MbZ has since taken a new pragmatic approach in order to win over Tunisia, through friendlier gestures and diplomacy. He is currently more focused on Turkey and Libya’s war than the UAE’s regional counterrevolutionary strategy.

Following Turkey’s signing of a Memorandum of Understanding with the GNA last November, and then its military intervention in December to support the Tripoli administration against Haftar’s campaign, Ankara has been a thorn in the side of Abu Dhabi’s ambitions in Libya.

Ankara has been a thorn in the side of Abu Dhabi’s ambitions in Libya.

Turkish President Recep Tayyip Erdogan met Saied in Carthage on December 25, and stated he believes Tunisia could contribute to Libya’s stability. The GNA’s Minister of Interior Fathi Bashagha also suggested a Tunisian-Algerian-Turkish alliance was formed to support the Tripoli administration.

However, Tunisia reportedly refused to allow Turkey to use its territory to transfer military equipment to the GNA, following its denial that it was joining such a Turkish-led alliance over Libya.

After all, Tunisia has largely pursued neutrality over Libya. Saied also met French Foreign Minister Jean-Yves Le Drian on January 9 to discuss Libya’s developments. Like the UAE, France also supports Haftar, and given Paris’ significant soft power over Tunisia, Tunis would therefore avoid taking an overt stance in favor of the GNA.

Having thus far has avoided being caught in this regional struggle of interests, Tunis simply calls for a peaceful solution to Libya’s conflict and prioritizes avoiding security repercussions from the violence spilling over into its own borders. El Behi also added that France will not be able to sway Tunisia from its neutrality.

Nonetheless, the UAE may still fear such claims that Tunisia is drifting towards Turkey and is therefore acting pre-emptively to counteract such a potential bond, while also seeking its blessing for its ambitions to install Haftar as Libya’s leader.

“Tunisia is neither in the Turkish nor in the Emirati sphere of influence, although the UAE would like to sway Tunisia to support the Emirati project in Libya, which is one of military rule and stability through authoritarian control,” Dr. Andreas Krieg, Assistant Professor at King’s College London, told Inside Arabia.

“Even if not with Haftar, the UAE are promising Tunisia stability through an authoritarian state in Libya that could control the militia – an illusion which becomes ever more obvious as the Emirati client Haftar is unable to neither control the militias under the LNA umbrella nor the political factions in the East of the country,” said Dr. Krieg.

“The UAE do not only provide material support to Haftar but also political legitimacy.”

“What is important to understand here is that the UAE do not only provide material support to Haftar but also political legitimacy by selling Haftar’s now three coups to the international community as a necessary evil in the fight against ‘terrorism’,” Dr.

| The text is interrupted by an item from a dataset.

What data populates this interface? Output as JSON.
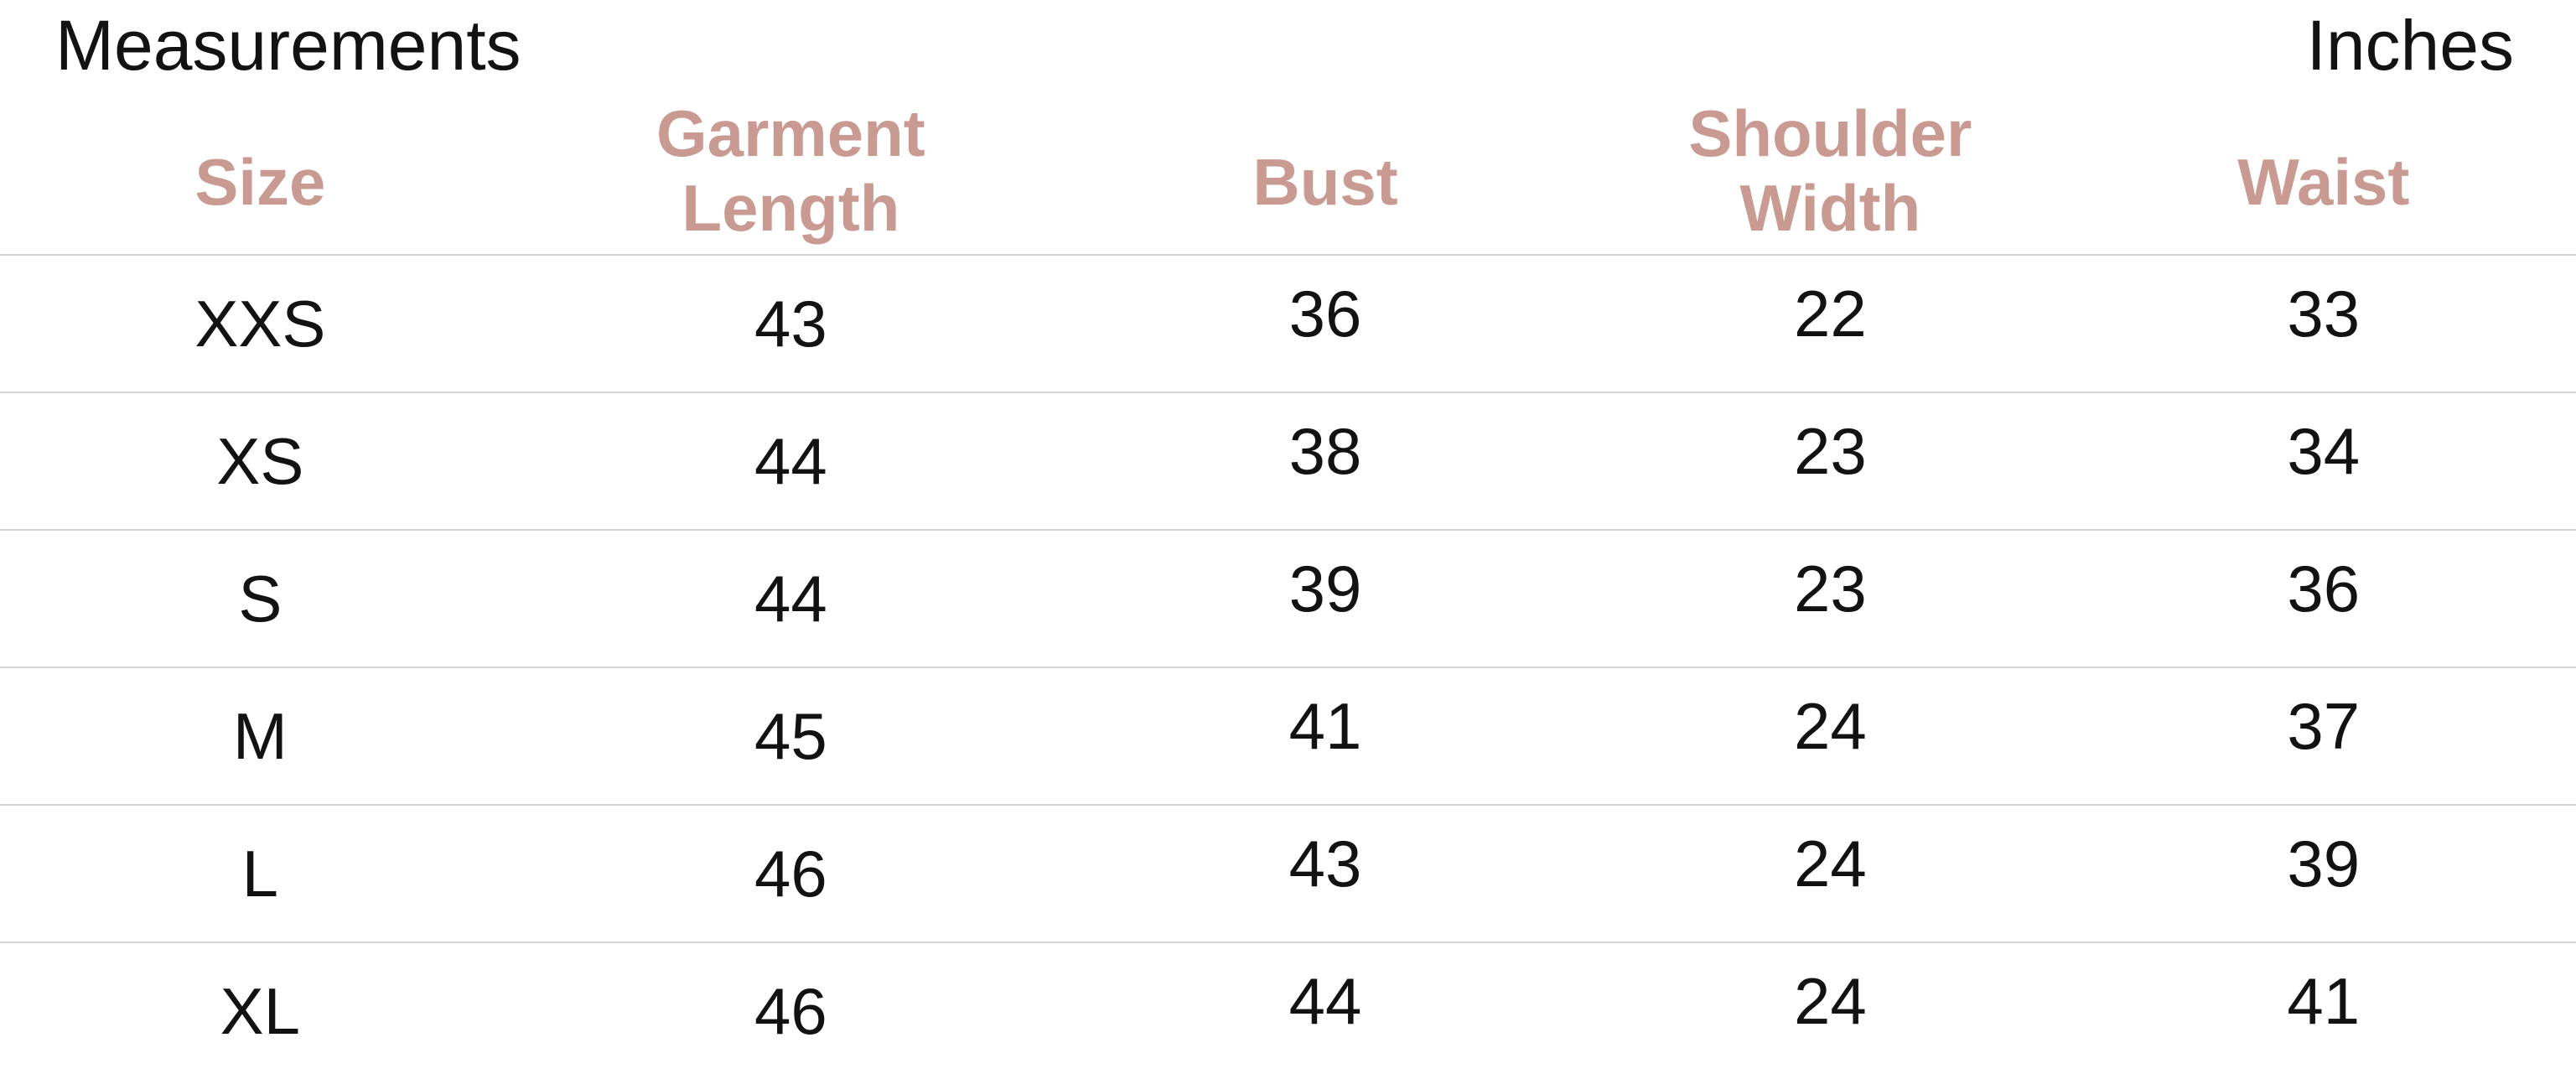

Krieg added.

Krieg explained that as the UAE is shopping around in the West and North Africa for political support for its project in Libya, it will continue targeting Tunisia and could seek to entice it through financial aid. Tunisia’s own security concerns may also be used as bait.

Aid and diplomatic courting within North Africa are evidently key policies for Abu Dhabi’s legitimization of Haftar. Several top Emirati officials visited Sudan on April 29, to gain Khartoum’s support for Haftar and recruit pro-Haftar fighters, according to Al Jazeera. Following local media reports in January of Emirati recruiting of Sudanese mercenaries to fight alongside Haftar, Sudan launched an investigation into this, which may have compelled the UAE to further court Sudan to secure support for its involvement in Libya.